Two-digit losses: Bayer loses Pharma Gem!
The stock market is always full of surprises. Last week, Bayer shareholders got a shock when the study on the anticoagulant Asundexian was abruptly terminated, causing the share price of Bayer to drop by 19 percent at its peak. This was the biggest crash in share price in at least 32 years.
What exactly happened?
As with many pharmaceutical companies, there are a few medications that are particularly successful for Bayer. The anticoagulant Xarelto and the eye medication Eylea bring in a lot of revenue, but the patents for these successful drugs will soon expire. For many years, investors were skeptical that Bayer would find a new cash cow in time, but then Asundexian started trials.
„Asundexian was the pearl in Bayer’s pharmaceutical pipeline, and without the active ingredient, the pharmaceutical division is left without sustainable growth,“ explained fund manager Markus Manns from the major shareholder Union Investment on tagesschau.de.
Dissolved into thin air: โฌ5 billion in annual sales The active ingredient Asundexian was announced as the next generation for stroke prevention.
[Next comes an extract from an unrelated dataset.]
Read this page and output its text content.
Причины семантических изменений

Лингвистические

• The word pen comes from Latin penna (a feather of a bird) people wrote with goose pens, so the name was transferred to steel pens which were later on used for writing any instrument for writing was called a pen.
The drug was to be market-ready by 2026 and used by patients with atrial fibrillation and stroke risk. According to previous statements, Bayer had expected five billion euros in sales annually. This would have been more than any other Bayer medication.
The Phase III study to examine the drug has now been prematurely discontinued due to poor efficacy. According to tagesschau.de, the recommendation comes from an independent observation committee for scientific studies. Previous study results had shown „inferior efficacy“ of the drug compared to the control group.
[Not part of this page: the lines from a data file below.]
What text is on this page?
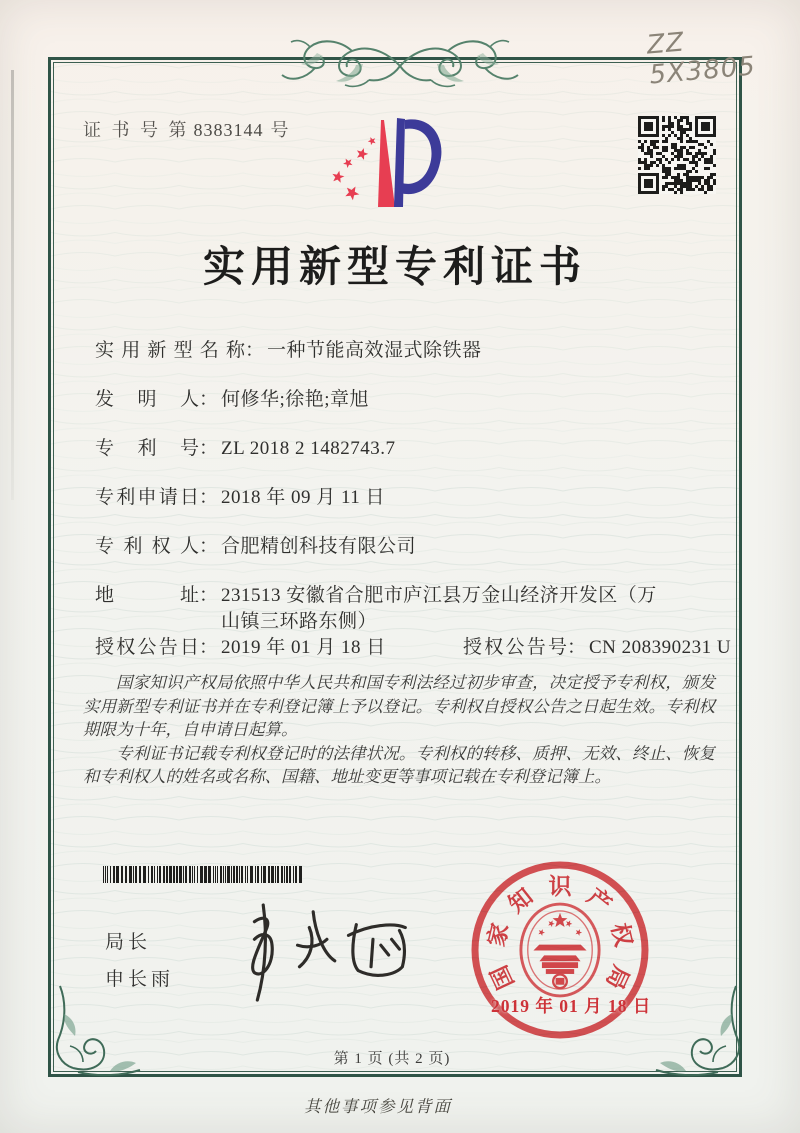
ZZ 5X3805
证 书 号 第 8383144 号
实用新型专利证书
实用新型名称 ： 一种节能高效湿式除铁器
发明人 ： 何修华;徐艳;章旭
专利号 ： ZL 2018 2 1482743.7
专利申请日 ： 2018 年 09 月 11 日
专利权人 ： 合肥精创科技有限公司
地址 ： 231513 安徽省合肥市庐江县万金山经济开发区（万山镇三环路东侧）
授权公告日 ： 2019 年 01 月 18 日	授权公告号 ： CN 208390231 U

国家知识产权局依照中华人民共和国专利法经过初步审查，决定授予专利权，颁发实用新型专利证书并在专利登记簿上予以登记。专利权自授权公告之日起生效。专利权期限为十年，自申请日起算。

专利证书记载专利权登记时的法律状况。专利权的转移、质押、无效、终止、恢复和专利权人的姓名或名称、国籍、地址变更等事项记载在专利登记簿上。

局长
申长雨	国
家
知 识 产
权
局
2019 年 01 月 18 日
第 1 页 (共 2 页)
其他事项参见背面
Bayer announced that it will continue to analyze the data to better understand the result. The Phase III Stroke study with 9,300 test subjects, in which Asundexian is being tested for the prevention of ischemic stroke, is to continue.
More bad news from the US The probable death of Asundexian is a serious blow to the pharmaceutical giant from Leverkusen. Compounding the situation are the bad news surrounding Bayer’s subsidiary Monsanto. According to tagesschau.de, last week a court in Jefferson City, Missouri, sentenced Monsanto to pay damages of more than $1.5 billion. The plaintiffs are cancer patients and attribute their illness to years of use of the controversial weed killer Roundup.
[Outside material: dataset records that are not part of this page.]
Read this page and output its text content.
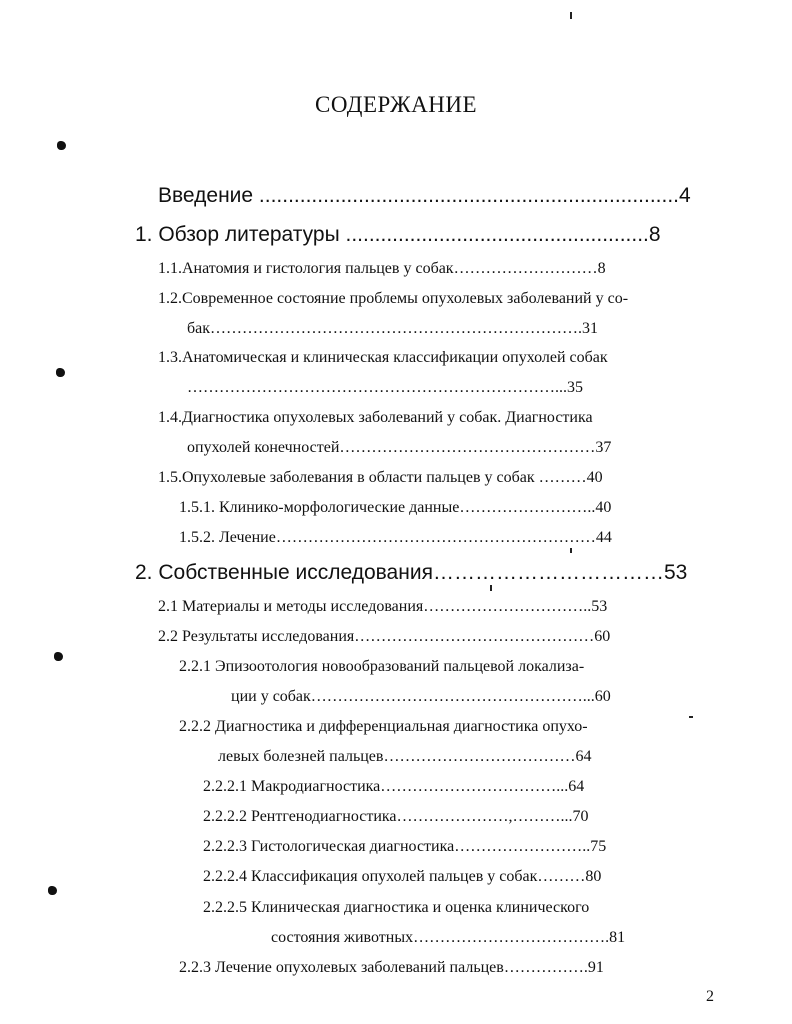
СОДЕРЖАНИЕ
Введение ........................................................................4
1. Обзор литературы ....................................................8
1.1.Анатомия и гистология пальцев у собак………………………8
1.2.Современное состояние проблемы опухолевых заболеваний у со-
бак…………………………………………………………….31
1.3.Анатомическая и клиническая классификации опухолей собак
……………………………………………………………...35
1.4.Диагностика опухолевых заболеваний у собак. Диагностика
опухолей конечностей…………………………………………37
1.5.Опухолевые заболевания в области пальцев у собак ………40
1.5.1. Клинико-морфологические данные……………………..40
1.5.2. Лечение……………………………………………………44
2. Собственные исследования……………………………53
2.1 Материалы и методы исследования…………………………..53
2.2 Результаты исследования………………………………………60
2.2.1 Эпизоотология новообразований пальцевой локализа-
ции у собак……………………………………………...60
2.2.2 Диагностика и дифференциальная диагностика опухо-
левых болезней пальцев………………………………64
2.2.2.1 Макродиагностика……………………………...64
2.2.2.2 Рентгенодиагностика…………………,………...70
2.2.2.3 Гистологическая диагностика……………………..75
2.2.2.4 Классификация опухолей пальцев у собак………80
2.2.2.5 Клиническая диагностика и оценка клинического
состояния животных……………………………….81
2.2.3 Лечение опухолевых заболеваний пальцев…………….91
2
Bayer had taken over the glyphosate manufacturer Monsanto for $63 billion in 2018 and has since been sued by 160,000 alleged victims. The proceedings of 113,000 victims have already been completed. For possible payments to victims, Bayer had set aside $16 billion. The group announced that it would appeal the latest verdict.
How to protect yourself from nasty surprises A study that does not go as expected and claims for damages pose major challenges for Bayer. Fortunately, those investors who were able to sell in time can now consider themselves lucky.